ドル円、米・イランの和平協議に注目
- ドル円、米国とイランの和平協議の行方に注目
- 次期FRB議長に指名されているウォーシュ氏の公聴会や植田日銀総裁の挨拶を見極め
- ユーロドル、トランプ米大統領によるNATO脱退検討発言に警戒
予想レンジ
| 157.00-161.00円 | 1.1500-1.1900ドル |
4月13日週の展望
来週のドル円相場は、米国とイランによる和平協議の成り行きを注視しながら、植田日銀総裁の発言や次期FRB議長に指名されているウォーシュ氏の見解などから、日米金融当局の金融政策を見極めていく展開が予想される。

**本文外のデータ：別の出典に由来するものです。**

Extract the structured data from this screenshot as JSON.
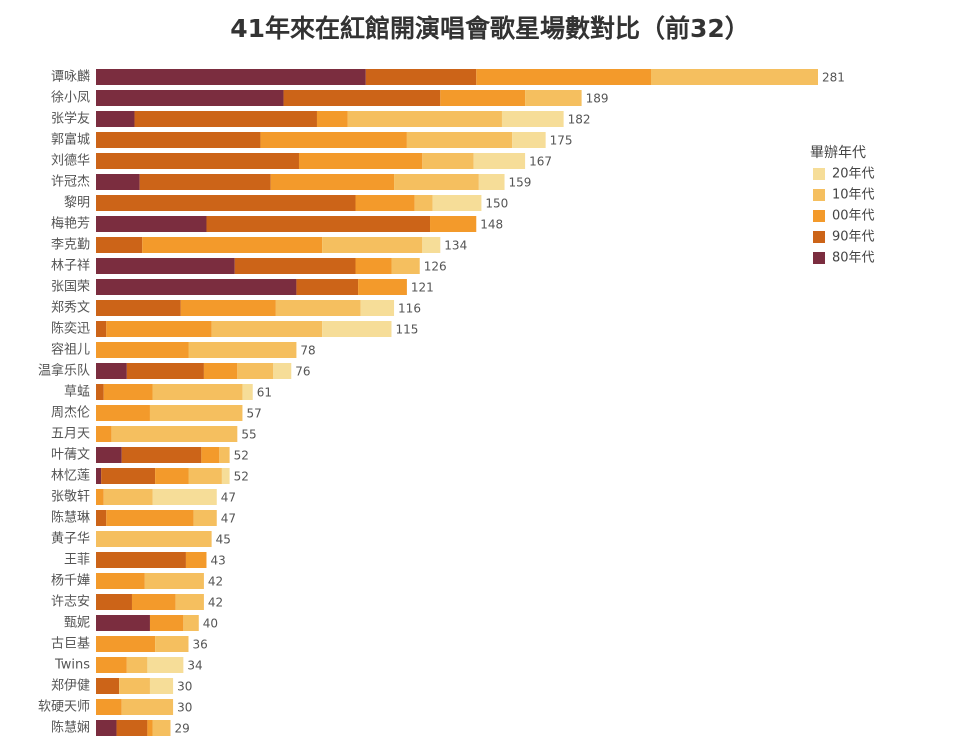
{
  "chart_data": {
    "type": "stacked-bar-horizontal",
    "title": "41年來在紅館開演唱會歌星場數對比（前32）",
    "legend_title": "畢辦年代",
    "legend_position": "right",
    "categories": [
      "谭咏麟",
      "徐小凤",
      "张学友",
      "郭富城",
      "刘德华",
      "许冠杰",
      "黎明",
      "梅艳芳",
      "李克勤",
      "林子祥",
      "张国荣",
      "郑秀文",
      "陈奕迅",
      "容祖儿",
      "温拿乐队",
      "草蜢",
      "周杰伦",
      "五月天",
      "叶蒨文",
      "林忆莲",
      "张敬轩",
      "陈慧琳",
      "黄子华",
      "王菲",
      "杨千嬅",
      "许志安",
      "甄妮",
      "古巨基",
      "Twins",
      "郑伊健",
      "软硬天师",
      "陈慧娴"
    ],
    "series": [
      {
        "name": "80年代",
        "color": "#7b2d3f",
        "values": [
          105,
          73,
          15,
          0,
          0,
          17,
          0,
          43,
          0,
          54,
          78,
          0,
          0,
          0,
          12,
          0,
          0,
          0,
          10,
          2,
          0,
          0,
          0,
          0,
          0,
          0,
          21,
          0,
          0,
          0,
          0,
          8
        ]
      },
      {
        "name": "90年代",
        "color": "#cc6418",
        "values": [
          43,
          61,
          71,
          64,
          79,
          51,
          101,
          87,
          18,
          47,
          24,
          33,
          4,
          0,
          30,
          3,
          0,
          0,
          31,
          21,
          0,
          4,
          0,
          35,
          0,
          14,
          0,
          0,
          0,
          9,
          0,
          12
        ]
      },
      {
        "name": "00年代",
        "color": "#f39a2b",
        "values": [
          68,
          33,
          12,
          57,
          48,
          48,
          23,
          18,
          70,
          14,
          19,
          37,
          41,
          36,
          13,
          19,
          21,
          6,
          7,
          13,
          3,
          34,
          0,
          8,
          19,
          17,
          13,
          23,
          12,
          0,
          10,
          2
        ]
      },
      {
        "name": "10年代",
        "color": "#f5bf5f",
        "values": [
          65,
          22,
          60,
          41,
          20,
          33,
          7,
          0,
          39,
          11,
          0,
          33,
          43,
          42,
          14,
          35,
          36,
          49,
          4,
          13,
          19,
          9,
          45,
          0,
          23,
          11,
          6,
          13,
          8,
          12,
          20,
          7
        ]
      },
      {
        "name": "20年代",
        "color": "#f6dd98",
        "values": [
          0,
          0,
          24,
          13,
          20,
          10,
          19,
          0,
          7,
          0,
          0,
          13,
          27,
          0,
          7,
          4,
          0,
          0,
          0,
          3,
          25,
          0,
          0,
          0,
          0,
          0,
          0,
          0,
          14,
          9,
          0,
          0
        ]
      }
    ],
    "totals": [
      281,
      189,
      182,
      175,
      167,
      159,
      150,
      148,
      134,
      126,
      121,
      116,
      115,
      78,
      76,
      61,
      57,
      55,
      52,
      52,
      47,
      47,
      45,
      43,
      42,
      42,
      40,
      36,
      34,
      30,
      30,
      29
    ]
  }
}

13日に予定されている植田日銀総裁の信託大会での挨拶では、イラン戦争の停戦や27-28日の日銀金融政策決定会合での利上げ観測が高まる中での金融政策への見解に注目したい。3月会合の主な意見では、「基調的な物価上昇率が2%を超えて上昇し続けることは避けなければならない」とした上で、「経済環境や中小企業の賃上げスタンスが大きく崩れる兆しがみられなければ、躊躇なく利上げに進むことが必要」などと、タカ派的な見解が主流だった。また、国際通貨基金(IMF)は、中東紛争が日本の経済見通しに新たな重大リスクをもたらす中でも、日本銀行に対し利上げを継続するように提言している。なお、米・イランの2週間の停戦期限は21日となるが、日銀金融政策決定会合は期限後の27-28日、米連邦公開市場委員会(FOMC)は28-29日に予定されている。
米国では、15日に地区連銀経済報告(ベージュブック)が公表されるが、FOMCでの金融政策の大きな判断材料。イラン戦争による物価上昇や雇用情勢に関する見解に注目しておきたい。また、16日には、米上院銀行委員会で次期米連邦準備理事会(FRB)議長に指名されているケビン・ウォーシュ氏の公聴会が予定されている。イラン戦争でガソリン価格が上昇傾向にある状況での金融政策の見解などを見極めることになりそうだ。更には、エプスタインファイルに絡み、2010年に開催されたパーティー招待リストにウォーシュ夫妻の名前があったことに関する質疑応答にも注意が必要だろう。
ユーロドルは、米国とイランの和平協議の成り行きやトランプ米大統領による北大西洋条約機構(NATO)脱退検討発言を見極めていくことになる。トランプ米大統領は、これまでNATO加盟国による軍事費負担に不満を表明してきたが、今回は、米国のイランへの軍事作戦にNATO加盟国が加わらなかったことに不満を表明し、脱退を検討していると述べている。ウクライナ戦争が長期化しつつあることもあり、米国のNATO脱退は、欧州の地政学リスクを高める要因となる。
4月6日週の回顧
ドル円は、米国・イランの2週間停戦合意を受けて、有事のドル買いポジションの巻き戻しが強まると一時157.89円まで下落した。ただ、イスラエルがレバノンへの攻撃を続けていることから159.30円まで買い戻されている。ユーロドルも有事のドル買いの巻き戻しで1.1505ドルから一時1.1723ドルまで上昇した。ユーロ円は株価上昇につれて186.23円まで値を上げている。